When searching for intelligent life, we are limited somewhat by the laws of physics, and our own circumstances and imaginations. We’ve only ever found intelligent (ish) life on one planet, so it makes sense to look for similar signals and signs that we produce and send out into the universe.
But we are in our infancy, technologically speaking, and are not even close to becoming a Type 1 civilization on the Kardashev scale of civilizations. At Type 1, a civilization is able to harness all the energy available to them on their planet (given at around 4 x 1019 erg per second) and use it for their own purposes. Type II civilizations are able to harness the energy of their star, e.g. by constructing a Dyson Sphere, theoretical megastructures constructed around stars built for this purpose. Type III civilizations, meanwhile, are alien civilizations capable of harnessing the energy of their whole galaxy.

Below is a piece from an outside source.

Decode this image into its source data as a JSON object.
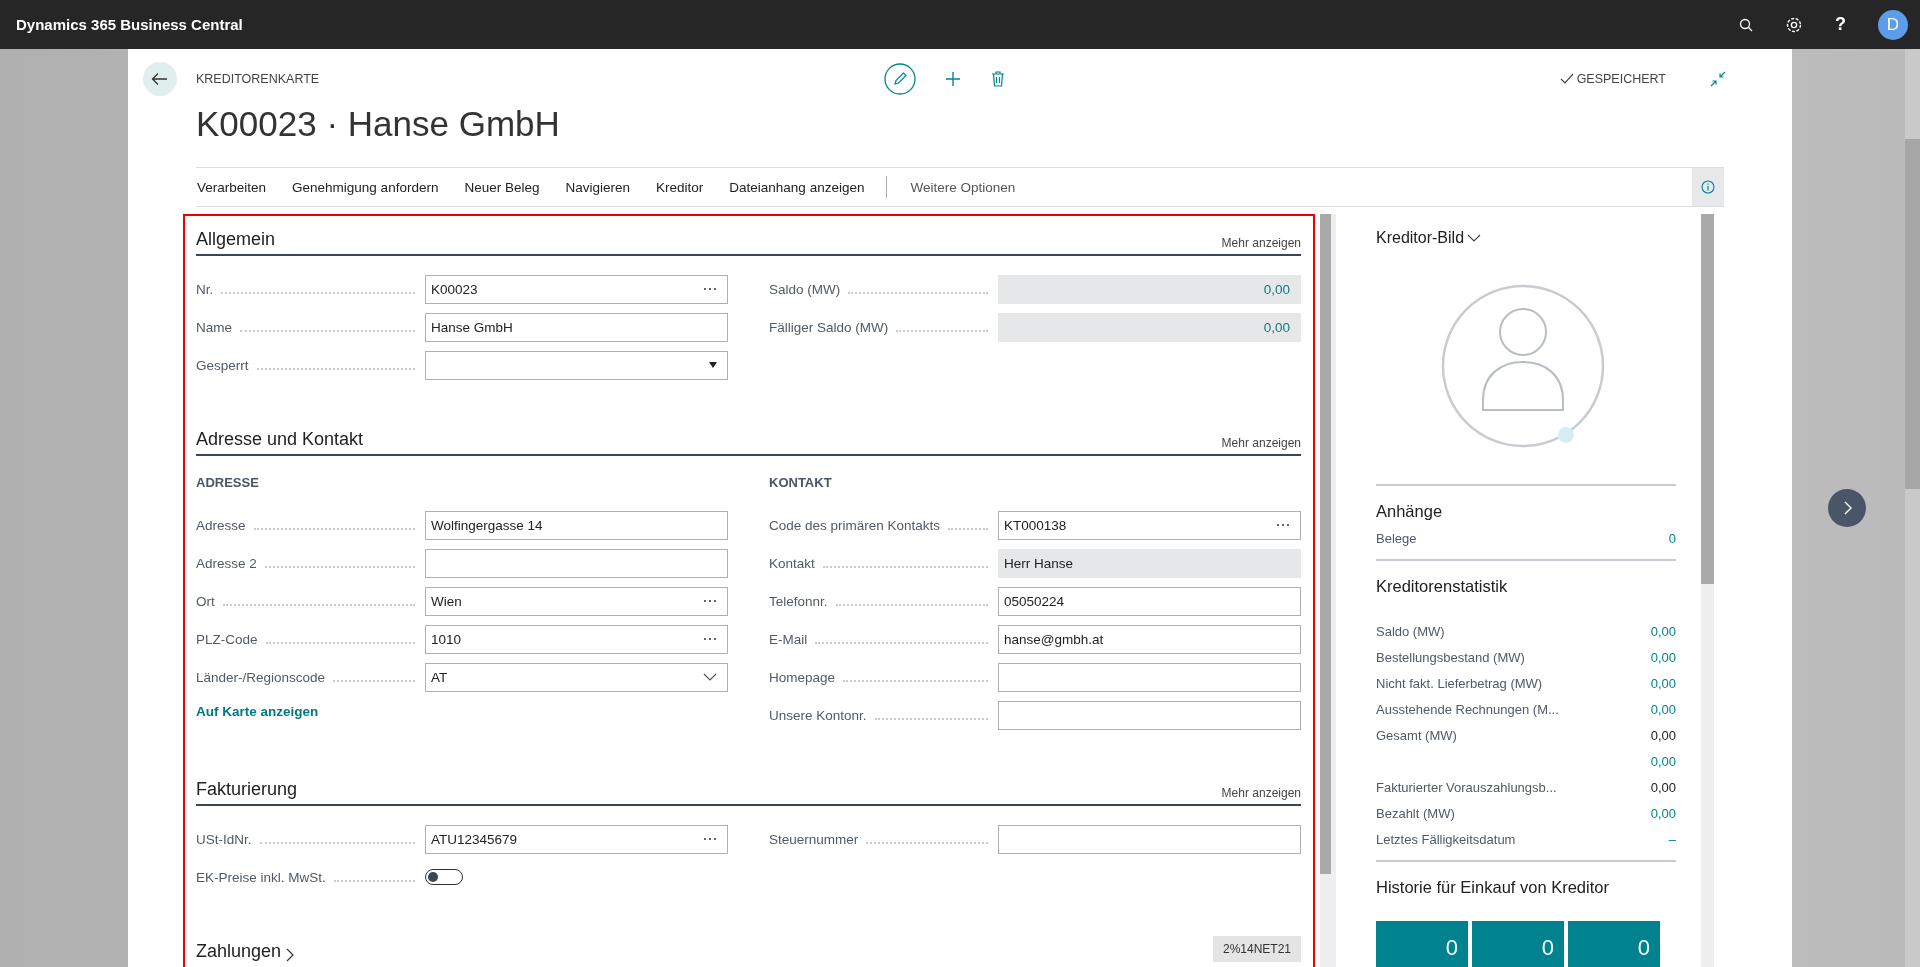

Though we cannot hope to start creating ultra-advanced tech of our own, we have thought of plenty of advanced technological ideas that are feasible given our current understanding of physics. Dyson spheres and Dyson swarms – megastructures placed around host stars to harvest their energy – have been a popular idea in our search for intelligent life. And they give us something to look for; extreme excess infrared radiation. We have potential candidates, but of course, none have been found, and some of them turned out to be hot dogs.
Is there something else we should be looking for? Are Dyson spheres unfeasible, unnecessary, inefficient, or a mixture of all three for any advanced civilization with huge power needs?
In a new paper, currently being reviewed for publication in Acta Astronautica and not yet peer reviewed, a team of researchers suggest there could be other types of power consumption we should be on the lookout for. In short, maybe we should look for “star eaters“.
“We argue that the Kardashev scale is better understood as a ‘luminosity limit’ that describes the maximum capacity for a civilization to harvest luminous stellar energy across a given spatial domain, and we note that thermodynamic efficiency will always keep a luminosity-limited technosphere from actually reaching this theoretical limit,” the team explains in their paper.
“We suggest the possibility that an advanced technosphere might evolve beyond this luminosity limit to draw its energy directly from harvesting stellar mass, and we also discuss possible trajectories that could exist between Earth today and such hypothetical ‘stellivores’.”
While harvesting a star for energy using Dyson swarms would yield a lot of it, it would be a slow process, assuming incredibly high energy needs. The team proposes that advanced civilizations could instead consume stars for energy.
“A hypothetical idea by Vidal is that some accreting binary stars might actually be living or technological systems, with one compact object ‘feeding’ on its companion star to sustain metabolism. Some ‘stellivores’ may also have higher velocities with trajectories that are directed toward nearby stars for continued feeding,” the team writes. “In such a case a stellivore would be observed as a binary system not accreting, but ejecting material out of its gravitational well, in order to generate thrust to travel toward another star.”
These “stellivores” could be stationary, or even travel throughout the cosmos in order to feed off new stars when necessary. This may sound far-fetched – and it’s certainly in the realms of sci-fi – but physicists have already proposed ways in which we could move our own Sun, should we ever need to do so.
These star-eaters may look like binary systems, and they propose that there may be a few ways to look for signs of life, as these stellivores would give off signatures beyond the luminosity limit.
“For stellivores, possible approaches toward testing this hypothesis include examining candidate traveling stellivore for possible signatures of a stellar engine, testing the goal-directedness of candidate traveling stellivore, testing whether accretion in candidate stationary stellivores is controlled, and applying biological metabolic scaling laws to candidate stellivores,” the team explains in their conclusion.
“Such efforts would be an important first step toward understanding the extent to which known stellar systems could reveal unusual properties that are closer to living systems than they first appear.”
The paper is being reviewed for publication in Acta Astronautica, and is posted to pre-print server arXiv.